I was borne and raised in a rural African community where a large number of people suffered chronic back pain and there was no adequate remedy. That experience led me to choose medical profession. After graduating from medical school, I went to Britain to study orthopedic surgery and later spine fellowship.
During my spine fellowship training I was concerned about the massive surgical trauma, blood loss, slow recovery, complications, and high cost associated with open spine surgery, especially multilevel decompressions, and deformity surgeries. During my orthopedic residency training I had learned and was good at knee arthroscopy and, after the experience with open spine surgery, I seriously started exploring the possibility of applying the endoscopic technology to spinal conditions. I came to the USA in 1992 as a spine fellow to explore that opportunity.

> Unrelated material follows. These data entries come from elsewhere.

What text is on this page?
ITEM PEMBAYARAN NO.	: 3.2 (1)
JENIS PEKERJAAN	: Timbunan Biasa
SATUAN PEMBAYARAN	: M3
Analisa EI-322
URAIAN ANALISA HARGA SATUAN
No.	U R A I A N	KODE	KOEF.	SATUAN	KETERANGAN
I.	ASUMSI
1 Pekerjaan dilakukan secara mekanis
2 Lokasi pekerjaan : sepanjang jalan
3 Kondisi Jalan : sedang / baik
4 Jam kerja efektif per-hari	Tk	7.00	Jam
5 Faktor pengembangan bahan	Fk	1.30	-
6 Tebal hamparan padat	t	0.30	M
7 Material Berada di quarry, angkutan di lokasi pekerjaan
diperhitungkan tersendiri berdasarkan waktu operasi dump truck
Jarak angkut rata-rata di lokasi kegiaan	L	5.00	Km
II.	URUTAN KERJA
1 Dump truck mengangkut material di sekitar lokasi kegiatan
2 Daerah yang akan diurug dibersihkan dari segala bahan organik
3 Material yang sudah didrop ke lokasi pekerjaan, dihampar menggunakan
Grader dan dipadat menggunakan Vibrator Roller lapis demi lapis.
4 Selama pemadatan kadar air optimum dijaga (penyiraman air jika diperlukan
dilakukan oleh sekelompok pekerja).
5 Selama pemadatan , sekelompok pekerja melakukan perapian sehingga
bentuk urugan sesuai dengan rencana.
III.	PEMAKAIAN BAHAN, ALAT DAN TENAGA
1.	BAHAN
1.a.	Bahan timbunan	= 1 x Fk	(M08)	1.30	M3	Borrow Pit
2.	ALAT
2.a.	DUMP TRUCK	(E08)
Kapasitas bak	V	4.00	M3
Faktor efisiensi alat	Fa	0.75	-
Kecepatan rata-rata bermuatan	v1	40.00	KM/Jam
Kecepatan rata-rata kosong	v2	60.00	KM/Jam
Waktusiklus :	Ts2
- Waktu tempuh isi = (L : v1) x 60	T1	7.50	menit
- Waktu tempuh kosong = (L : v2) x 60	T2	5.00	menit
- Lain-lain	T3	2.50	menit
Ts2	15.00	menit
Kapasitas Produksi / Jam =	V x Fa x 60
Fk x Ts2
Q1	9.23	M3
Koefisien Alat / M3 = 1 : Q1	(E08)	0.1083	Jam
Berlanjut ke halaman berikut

Dr. Parvis Kambin had introduced basic endoscopic transforaminal lumbar discectomy by early 1990s, and I attended a cadaver lab and live surgery sessions in 1993. I was very excited about the experience but was also very concerned about the lack of data which would help minimize risk of injuries to the nerve roots and the dura. So, we carried out our own cadaver study in which we performed transforaminal endoscopic discectomies in the thoracic and lumbar spine. That study revealed it was possible to perform endoscopic thoracic disc surgery safely.

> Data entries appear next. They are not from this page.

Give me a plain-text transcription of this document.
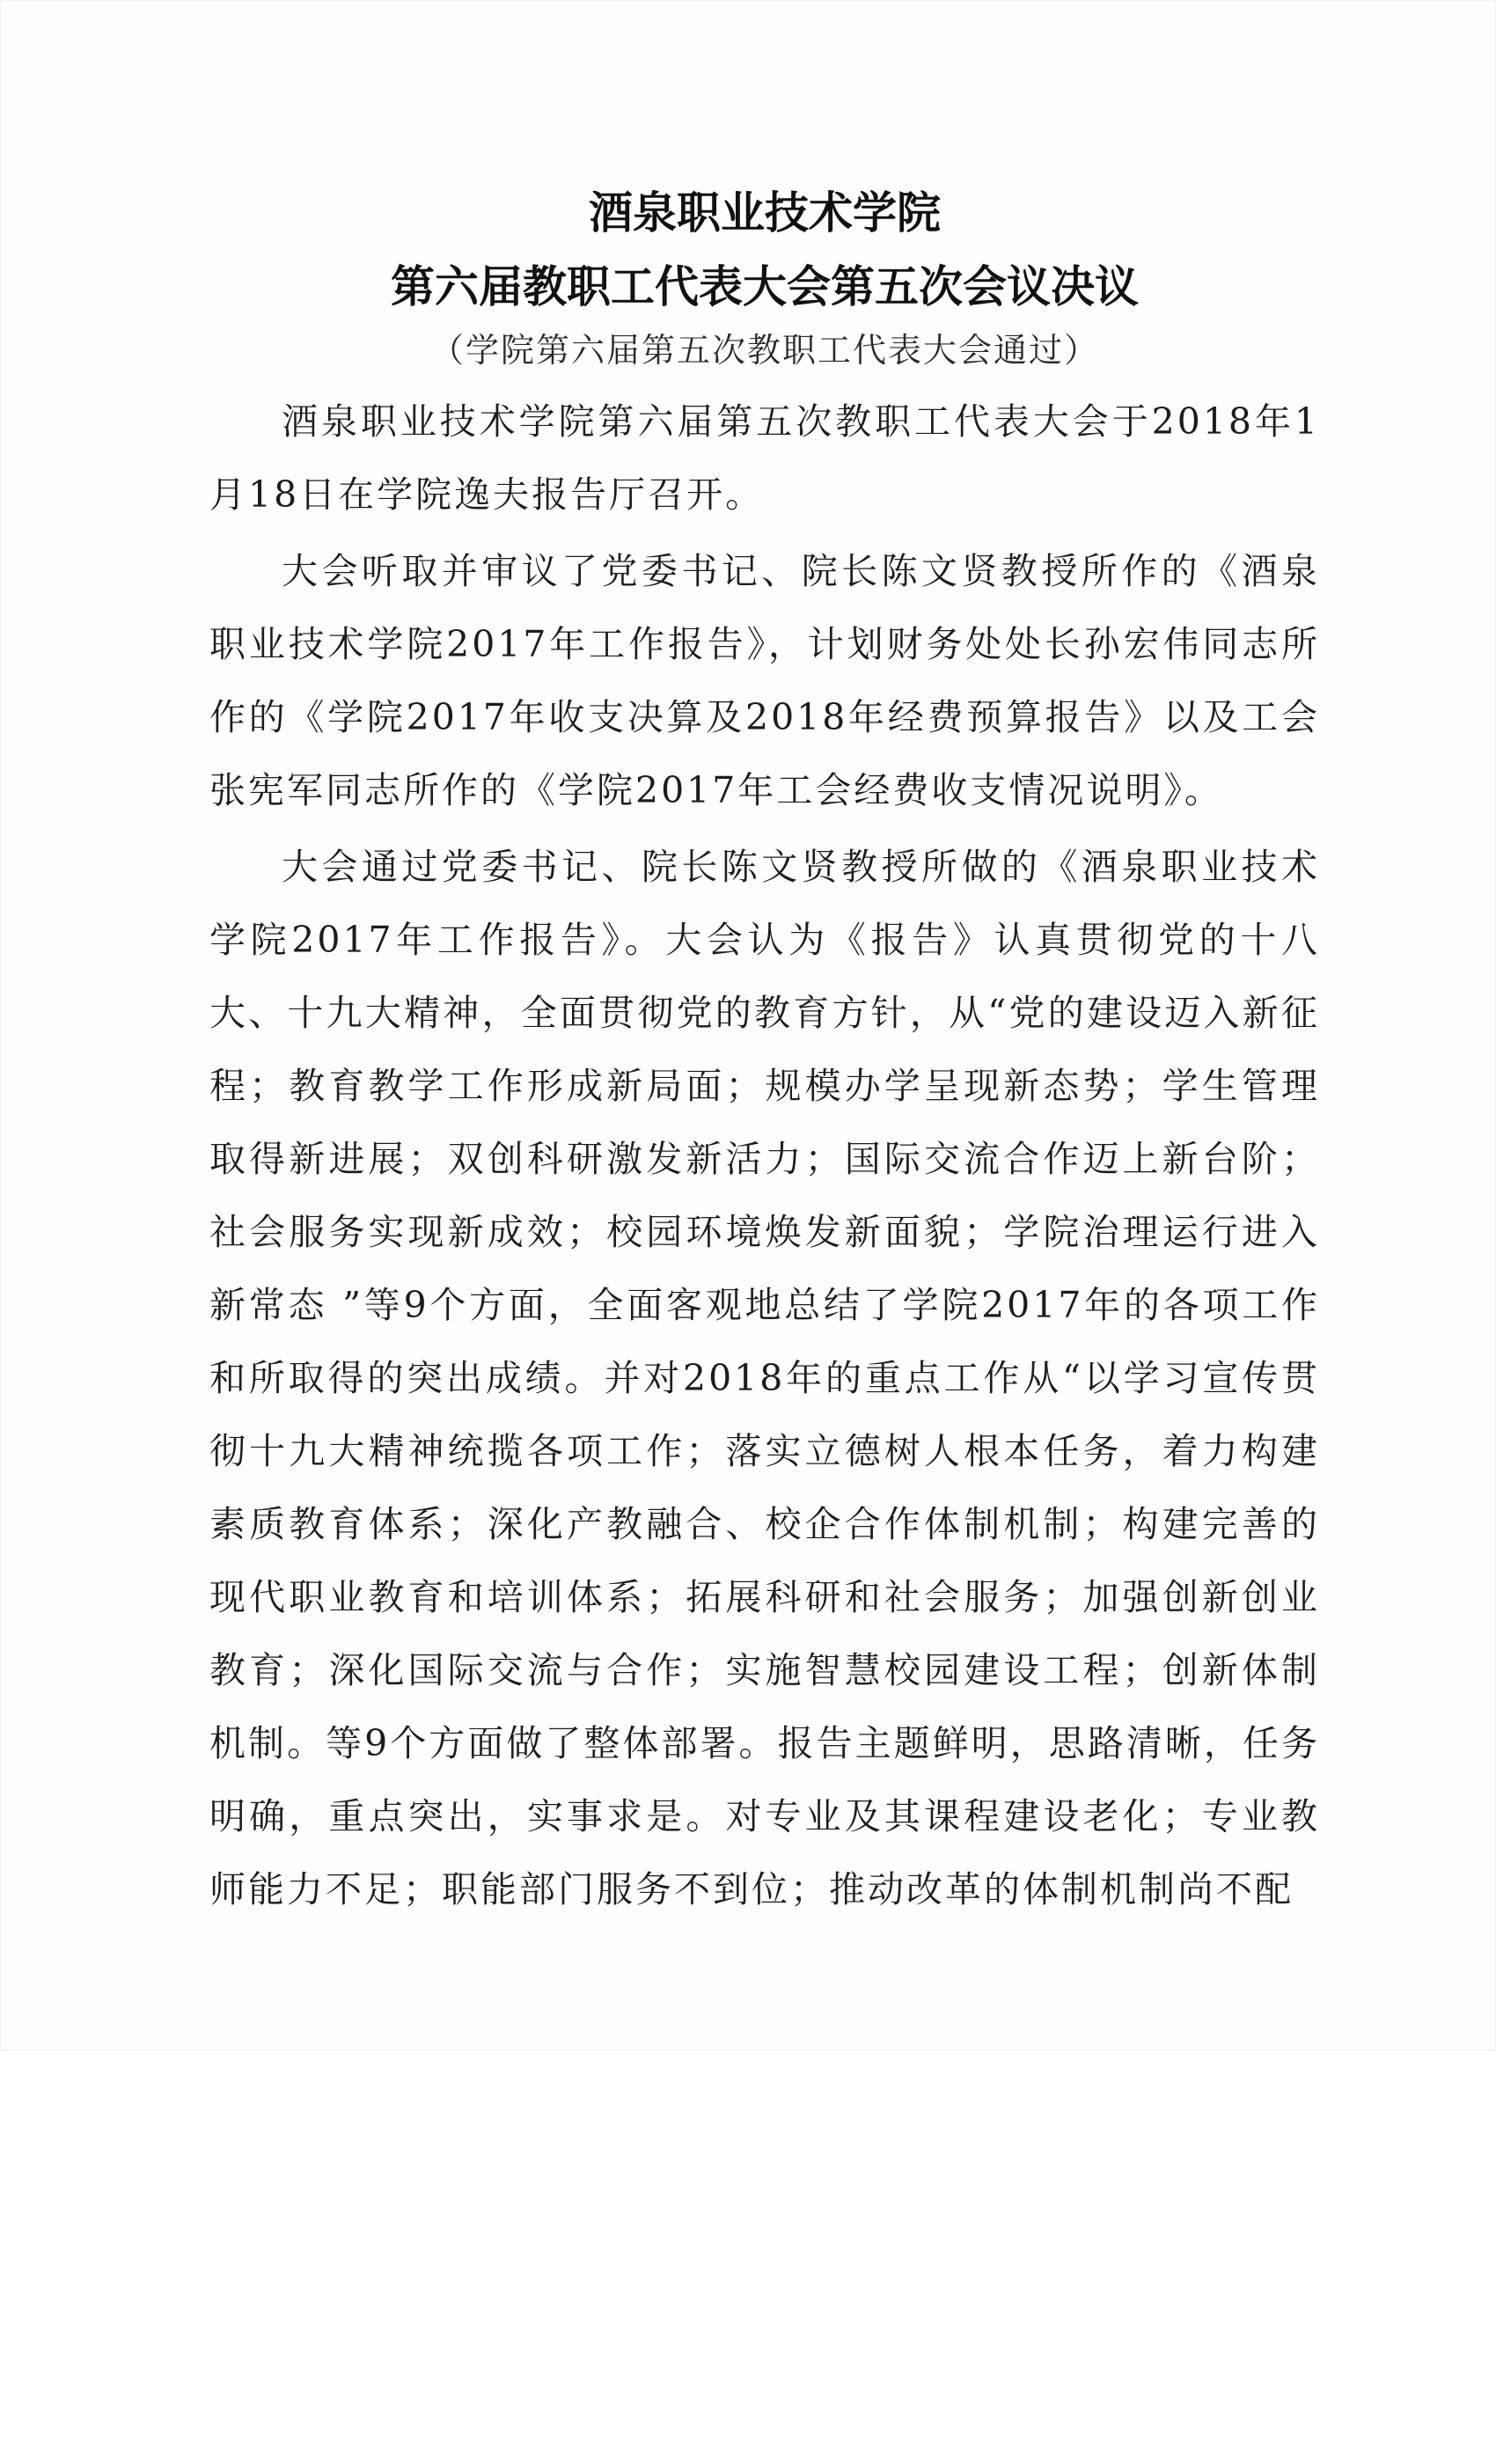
酒泉职业技术学院
第六届教职工代表大会第五次会议决议

（学院第六届第五次教职工代表大会通过）

酒泉职业技术学院第六届第五次教职工代表大会于2018年1月18日在学院逸夫报告厅召开。

大会听取并审议了党委书记、院长陈文贤教授所作的《酒泉职业技术学院2017年工作报告》，计划财务处处长孙宏伟同志所作的《学院2017年收支决算及2018年经费预算报告》以及工会张宪军同志所作的《学院2017年工会经费收支情况说明》。

大会通过党委书记、院长陈文贤教授所做的《酒泉职业技术学院2017年工作报告》。大会认为《报告》认真贯彻党的十八大、十九大精神，全面贯彻党的教育方针，从“党的建设迈入新征程；教育教学工作形成新局面；规模办学呈现新态势；学生管理取得新进展；双创科研激发新活力；国际交流合作迈上新台阶；社会服务实现新成效；校园环境焕发新面貌；学院治理运行进入新常态 ”等9个方面，全面客观地总结了学院2017年的各项工作和所取得的突出成绩。并对2018年的重点工作从“以学习宣传贯彻十九大精神统揽各项工作；落实立德树人根本任务，着力构建素质教育体系；深化产教融合、校企合作体制机制；构建完善的现代职业教育和培训体系；拓展科研和社会服务；加强创新创业教育；深化国际交流与合作；实施智慧校园建设工程；创新体制机制。等9个方面做了整体部署。报告主题鲜明，思路清晰，任务明确，重点突出，实事求是。对专业及其课程建设老化；专业教师能力不足；职能部门服务不到位；推动改革的体制机制尚不配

In 1994 we performed the first endoscopic transforaminal endoscopic discectomy and interbody fusion on out-patient basis. The patient was a radiologist with paraparesis due to thoracic disc herniation. After the first case, based on my biportal knee arthroscopy experience, I developed ipsilateral (unilateral) biportal endoscopic thoracic decompression and interbody fusion. In 1996, I performed the first ipsilateral, biportal endoscopic lumbar foraminoplasty, using burs, shavers, curets, and other tools. The first patient was a retired ophthalmologist.

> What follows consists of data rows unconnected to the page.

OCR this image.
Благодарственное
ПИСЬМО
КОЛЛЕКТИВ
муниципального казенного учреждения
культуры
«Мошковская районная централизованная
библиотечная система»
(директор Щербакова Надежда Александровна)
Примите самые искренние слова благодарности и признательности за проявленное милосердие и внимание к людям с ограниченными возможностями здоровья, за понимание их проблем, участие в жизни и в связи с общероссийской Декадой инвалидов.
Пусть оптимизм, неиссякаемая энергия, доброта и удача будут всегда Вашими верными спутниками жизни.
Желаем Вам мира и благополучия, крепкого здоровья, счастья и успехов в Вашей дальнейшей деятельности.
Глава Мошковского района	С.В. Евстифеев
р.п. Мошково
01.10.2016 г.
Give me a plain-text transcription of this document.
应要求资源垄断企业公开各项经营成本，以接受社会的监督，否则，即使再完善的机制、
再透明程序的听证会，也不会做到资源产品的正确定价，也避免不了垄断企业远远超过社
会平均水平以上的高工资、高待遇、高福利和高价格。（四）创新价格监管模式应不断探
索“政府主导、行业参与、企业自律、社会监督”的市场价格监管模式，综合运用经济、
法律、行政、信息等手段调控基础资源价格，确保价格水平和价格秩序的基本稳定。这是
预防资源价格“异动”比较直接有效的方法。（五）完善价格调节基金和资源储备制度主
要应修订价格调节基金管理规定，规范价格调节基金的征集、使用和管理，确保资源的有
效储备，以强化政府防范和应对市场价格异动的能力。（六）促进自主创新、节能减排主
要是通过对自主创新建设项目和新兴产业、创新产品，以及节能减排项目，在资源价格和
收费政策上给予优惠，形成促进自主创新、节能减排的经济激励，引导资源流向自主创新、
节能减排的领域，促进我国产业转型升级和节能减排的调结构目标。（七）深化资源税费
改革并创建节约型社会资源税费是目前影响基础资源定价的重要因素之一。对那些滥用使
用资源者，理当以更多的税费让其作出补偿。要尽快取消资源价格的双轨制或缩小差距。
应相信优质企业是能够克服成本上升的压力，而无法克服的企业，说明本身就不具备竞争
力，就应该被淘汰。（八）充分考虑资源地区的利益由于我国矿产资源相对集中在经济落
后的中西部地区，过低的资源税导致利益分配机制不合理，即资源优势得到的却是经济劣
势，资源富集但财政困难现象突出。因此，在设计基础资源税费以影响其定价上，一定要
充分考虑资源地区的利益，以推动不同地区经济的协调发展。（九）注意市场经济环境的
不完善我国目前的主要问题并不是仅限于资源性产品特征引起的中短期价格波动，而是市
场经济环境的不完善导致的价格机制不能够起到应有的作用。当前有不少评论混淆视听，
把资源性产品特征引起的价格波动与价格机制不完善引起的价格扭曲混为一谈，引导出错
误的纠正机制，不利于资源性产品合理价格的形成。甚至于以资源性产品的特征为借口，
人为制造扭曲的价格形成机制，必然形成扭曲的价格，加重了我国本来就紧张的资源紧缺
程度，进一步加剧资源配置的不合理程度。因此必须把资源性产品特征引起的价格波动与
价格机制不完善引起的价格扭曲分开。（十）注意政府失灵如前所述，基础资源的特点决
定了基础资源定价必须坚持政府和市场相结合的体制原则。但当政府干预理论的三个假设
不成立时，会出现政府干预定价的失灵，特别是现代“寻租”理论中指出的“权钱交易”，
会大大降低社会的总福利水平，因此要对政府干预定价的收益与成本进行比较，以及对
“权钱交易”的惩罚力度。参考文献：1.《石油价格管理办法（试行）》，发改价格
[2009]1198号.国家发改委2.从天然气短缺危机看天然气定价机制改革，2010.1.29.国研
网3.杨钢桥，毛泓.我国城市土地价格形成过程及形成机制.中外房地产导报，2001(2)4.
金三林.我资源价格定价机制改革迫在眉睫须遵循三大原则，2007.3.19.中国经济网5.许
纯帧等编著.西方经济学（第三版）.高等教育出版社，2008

The challenge to transforaminal lumbar endoscopy was, in some cases, at lumbosacral junction where the height of the iliac crest prevented access to the L5-S1 disc. Initially, such cases forced us to perform open interlaminar approaches, but later we developed transiliac window in patients with high iliac crests and accessed the L5-S1 disc transforaminally.
The challenge to endoscopic remained in cases where there was severe spinal canal and foraminal stenoses. Transforaminal or interlaminar endoscopic decompressions were not able to address those types of lesions without risking destabilization of the motion-segment and other complications. So, we developed endoscopic lamino-foraminoplasty using simultaneous interlaminar and transforaminal approaches, and used burs and a flexible shaver to decompress both spinal canal and the foramina while minimizing complications.
We performed the first endoscopically assisted decompression, lumbar interbody fusion, and percutaneous pedicle screws (EDLIF) in early 2000s. This was before percutaneous interbody cages became available.